Impôt sur le revenu, soyez vigilant : le prélèvement à la source ne simplifie pas toujours les choses
Impôt sur le revenu, soyez vigilant : le prélèvement à la source ne simplifie pas toujours les choses
LE MONDE ARGENT
Dans « Les intox fiscales », le cercle des fiscalistes fait l’inventaire des fausses vérités qui sont souvent mises en avant lorsqu’on parle d’impôt. L’idée que le prélèvement à la source simplifie la vie de tous les contribuables en est une.
Le passage à la retenue à la source ne va aucunement vous dispenser de s’intéresser à votre déclaration de revenus. / Pascal BROZE/Onoky / GraphicObsession
En 2019, 70 % des foyers fiscaux ont déclaré leurs revenus en ligne, soit 25 millions de foyers. Soit 2 millions de foyers de plus que l’année dernière. On est encore loin du tout numérique malgré la généralisation de la déclaration en ligne à l’ensemble des contribuables (l’année dernière cette obligation ne concernait que ceux dont les revenus étaient supérieurs à 15 000 euros).
Dès l’année prochaine, « près d’une douzaine de millions de contribuables – ceux qui n’ont rien à modifier à leur déclaration préremplie – n’auront plus rien à faire » a confirmé Gérald Darmanin le Ministre de l’action et des comptes publics.
Même si le prélèvement à la source de l’impôt sur le revenu permet aux contribuables de s’acquitter quasiment en temps réel de l’impôt sur leurs revenus courants, il ne les libère pas de toute formalité. Au contraire. Il s’agit d’une idée reçue – parmi d’autres – que dénonce le Cercle des fiscalistes dans un ouvrage publié aux Editions Francis Lefebvre « Les intox fiscales ». « Le passage à la retenue à la source ne va aucunement restreindre l’étendue des obligations déclaratives des contribuables », explique Jean-Yves Mercier, coauteur de l’ouvrage.

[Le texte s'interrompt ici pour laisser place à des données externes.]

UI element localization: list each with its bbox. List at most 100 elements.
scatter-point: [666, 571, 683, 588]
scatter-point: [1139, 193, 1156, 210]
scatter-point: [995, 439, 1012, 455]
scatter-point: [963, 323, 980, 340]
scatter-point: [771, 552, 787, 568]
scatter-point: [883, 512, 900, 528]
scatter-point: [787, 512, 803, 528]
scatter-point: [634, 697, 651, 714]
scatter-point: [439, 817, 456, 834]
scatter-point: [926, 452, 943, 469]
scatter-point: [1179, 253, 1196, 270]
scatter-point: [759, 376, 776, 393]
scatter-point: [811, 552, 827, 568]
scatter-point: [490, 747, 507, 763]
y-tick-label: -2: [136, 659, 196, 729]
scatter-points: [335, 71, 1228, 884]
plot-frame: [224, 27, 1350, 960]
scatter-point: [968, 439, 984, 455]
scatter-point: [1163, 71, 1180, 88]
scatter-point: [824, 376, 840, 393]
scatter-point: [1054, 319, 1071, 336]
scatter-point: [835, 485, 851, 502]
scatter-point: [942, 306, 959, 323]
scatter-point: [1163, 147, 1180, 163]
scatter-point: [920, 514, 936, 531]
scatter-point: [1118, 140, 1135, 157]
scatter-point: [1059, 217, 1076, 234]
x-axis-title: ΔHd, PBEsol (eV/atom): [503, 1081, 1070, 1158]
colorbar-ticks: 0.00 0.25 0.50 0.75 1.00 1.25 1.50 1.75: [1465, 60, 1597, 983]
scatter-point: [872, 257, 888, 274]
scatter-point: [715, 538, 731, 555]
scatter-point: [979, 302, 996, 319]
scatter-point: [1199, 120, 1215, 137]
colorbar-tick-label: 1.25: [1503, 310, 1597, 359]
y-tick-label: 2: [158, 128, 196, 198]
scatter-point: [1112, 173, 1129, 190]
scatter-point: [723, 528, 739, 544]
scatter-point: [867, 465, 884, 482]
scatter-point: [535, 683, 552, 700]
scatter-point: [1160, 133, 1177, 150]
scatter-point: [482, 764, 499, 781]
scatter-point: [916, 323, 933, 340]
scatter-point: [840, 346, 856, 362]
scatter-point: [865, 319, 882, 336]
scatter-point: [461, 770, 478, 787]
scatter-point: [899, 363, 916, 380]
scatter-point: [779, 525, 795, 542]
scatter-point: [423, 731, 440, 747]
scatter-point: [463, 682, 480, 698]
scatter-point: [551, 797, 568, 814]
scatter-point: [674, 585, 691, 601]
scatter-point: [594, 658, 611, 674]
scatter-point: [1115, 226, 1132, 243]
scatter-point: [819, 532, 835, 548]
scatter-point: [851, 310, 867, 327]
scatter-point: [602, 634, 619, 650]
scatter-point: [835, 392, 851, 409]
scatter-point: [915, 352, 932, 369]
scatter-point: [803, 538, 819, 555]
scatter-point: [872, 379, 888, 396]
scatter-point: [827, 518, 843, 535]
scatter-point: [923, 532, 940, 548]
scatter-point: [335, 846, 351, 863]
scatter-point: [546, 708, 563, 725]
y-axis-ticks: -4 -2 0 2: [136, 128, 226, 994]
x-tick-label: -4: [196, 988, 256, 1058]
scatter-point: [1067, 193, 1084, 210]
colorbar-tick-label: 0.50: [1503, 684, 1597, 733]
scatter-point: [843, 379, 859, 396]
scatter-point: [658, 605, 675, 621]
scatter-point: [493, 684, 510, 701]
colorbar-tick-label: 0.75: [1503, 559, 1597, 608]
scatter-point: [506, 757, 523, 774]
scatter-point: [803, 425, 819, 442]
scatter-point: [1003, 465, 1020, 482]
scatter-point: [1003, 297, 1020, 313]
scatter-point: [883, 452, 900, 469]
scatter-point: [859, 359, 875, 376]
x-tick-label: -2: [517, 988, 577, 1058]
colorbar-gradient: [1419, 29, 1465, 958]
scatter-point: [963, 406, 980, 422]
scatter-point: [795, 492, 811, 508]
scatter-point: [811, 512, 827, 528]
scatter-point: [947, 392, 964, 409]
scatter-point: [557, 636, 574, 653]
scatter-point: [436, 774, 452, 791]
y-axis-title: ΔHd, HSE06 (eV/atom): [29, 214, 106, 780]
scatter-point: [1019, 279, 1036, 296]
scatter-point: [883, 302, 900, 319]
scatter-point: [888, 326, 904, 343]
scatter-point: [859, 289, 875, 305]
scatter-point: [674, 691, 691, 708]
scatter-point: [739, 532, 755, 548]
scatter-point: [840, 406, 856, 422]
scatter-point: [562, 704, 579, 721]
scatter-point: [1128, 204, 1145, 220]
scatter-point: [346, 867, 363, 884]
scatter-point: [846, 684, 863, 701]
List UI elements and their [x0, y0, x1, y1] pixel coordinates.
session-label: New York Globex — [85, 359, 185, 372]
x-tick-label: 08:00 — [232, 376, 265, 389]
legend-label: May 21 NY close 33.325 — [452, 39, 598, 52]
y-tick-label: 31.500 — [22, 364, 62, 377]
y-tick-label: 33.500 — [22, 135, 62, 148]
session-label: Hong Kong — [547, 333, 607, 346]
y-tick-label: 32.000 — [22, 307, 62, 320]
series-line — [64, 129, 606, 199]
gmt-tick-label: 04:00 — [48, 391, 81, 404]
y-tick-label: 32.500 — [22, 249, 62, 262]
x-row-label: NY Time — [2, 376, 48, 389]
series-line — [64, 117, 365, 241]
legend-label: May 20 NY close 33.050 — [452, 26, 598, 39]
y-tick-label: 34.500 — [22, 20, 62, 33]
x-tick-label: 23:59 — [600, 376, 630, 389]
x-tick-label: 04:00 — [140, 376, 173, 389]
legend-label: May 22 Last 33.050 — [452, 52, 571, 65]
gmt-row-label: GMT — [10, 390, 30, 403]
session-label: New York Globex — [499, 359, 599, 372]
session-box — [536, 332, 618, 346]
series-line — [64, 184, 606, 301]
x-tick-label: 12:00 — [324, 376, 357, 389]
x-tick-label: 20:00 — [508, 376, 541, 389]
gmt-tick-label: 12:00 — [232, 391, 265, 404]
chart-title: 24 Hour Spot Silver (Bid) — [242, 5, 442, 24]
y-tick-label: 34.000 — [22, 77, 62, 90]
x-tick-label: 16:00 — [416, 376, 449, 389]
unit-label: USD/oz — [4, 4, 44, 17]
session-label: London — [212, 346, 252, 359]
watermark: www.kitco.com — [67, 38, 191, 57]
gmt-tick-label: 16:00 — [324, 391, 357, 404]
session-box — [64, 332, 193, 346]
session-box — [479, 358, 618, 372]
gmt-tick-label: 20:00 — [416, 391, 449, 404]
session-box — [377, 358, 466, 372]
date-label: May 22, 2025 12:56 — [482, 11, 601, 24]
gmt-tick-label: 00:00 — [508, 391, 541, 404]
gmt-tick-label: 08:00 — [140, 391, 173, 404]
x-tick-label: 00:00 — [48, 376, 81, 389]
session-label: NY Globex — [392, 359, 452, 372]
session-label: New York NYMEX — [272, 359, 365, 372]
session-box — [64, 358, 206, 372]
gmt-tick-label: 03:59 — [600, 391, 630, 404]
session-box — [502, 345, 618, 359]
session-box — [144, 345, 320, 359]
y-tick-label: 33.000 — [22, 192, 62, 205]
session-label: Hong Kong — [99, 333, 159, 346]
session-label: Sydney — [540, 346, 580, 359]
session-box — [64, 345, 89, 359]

En effet, même pour ceux qui n’ont que des revenus préremplis déclarés par des tiers (employeurs, caisse de retraite…), le dépôt d’une déclaration restera toujours indispensable pour leur permettre de déclarer les charges qu’ils peuvent déduire de leurs revenus (pensions alimentaires, frais professionnels, cotisations versées sur un produit d’épargne retraite…) ou pour profiter des crédits et réductions d’impôt auxquels ils ont le droit : frais de garde des jeunes enfants, frais de scolarisation des collégiens, lycéens et étudiants, dons aux œuvres…
Pire, la mise en place du prélèvement à la source pourrait contraindre les contribuables à gérer leur impôt – ce qu’ils ne faisaient pas jusqu’à présent – s’ils ne veulent pas se retrouver avec des prélèvements trop élevés en cas de baisse significative de leurs revenus. Certes avec le prélèvement à la source, les retenues mensuelles sont censées s’adapter automatiquement aux variations de salaires, de pensions de retraite, d’allocations-chômage… Mais en cas de baisse significative – départ en retraite, chômage...- cette diminution ne sera sans doute pas suffisante du fait de la progressivité du barème de l’impôt. Car le taux appliqué restera le même au moins jusqu’en août de l’année suivante. Dans le meilleur des cas, il ne sera réactualisé que 9 mois après la baisse de revenus et dans le pire des cas, cette régularisation n’interviendra que 21 mois plus tard (baisse survenant en début d’année).
Par exemple, pour une personne partant en retraite en juillet 2019, ce n’est qu’à partir de septembre 2020, après le dépôt de la déclaration de revenus de 2019, que le taux du prélèvement pourra tenir compte, mais en partie seulement de la baisse de revenus, dans la mesure où la personne a continué à percevoir son salaire pendant 6 mois. Au final, ce n’est qu’à partir de septembre 2021 que son taux correspondra vraiment à sa nouvelle situation…
Pour éviter cela, il est possible de demander à moduler son taux à la baisse pour tenir compte de la chute de ses revenus. Mais attention, si le contribuable se trompe, il s’expose à une majoration si les prélèvements sont inférieurs de plus de 10 % à ce qu’ils auraient dû être. Or c’est là que le bât blesse. Car le contribuable doit faire face à de nombreuses incertitudes : celle liée à l’évolution de ses revenus professionnels, celle portant sur l’évolution de ses autres revenus (revenus fonciers par exemple) et « l’incertitude attachée aux niveaux des revenus de son conjoint. Or, et c’est là, le piège, l’insuffisance s’apprécie en considération du taux effectif imposition des revenus pris dans leur ensemble », explique Jean-Yves Mercier.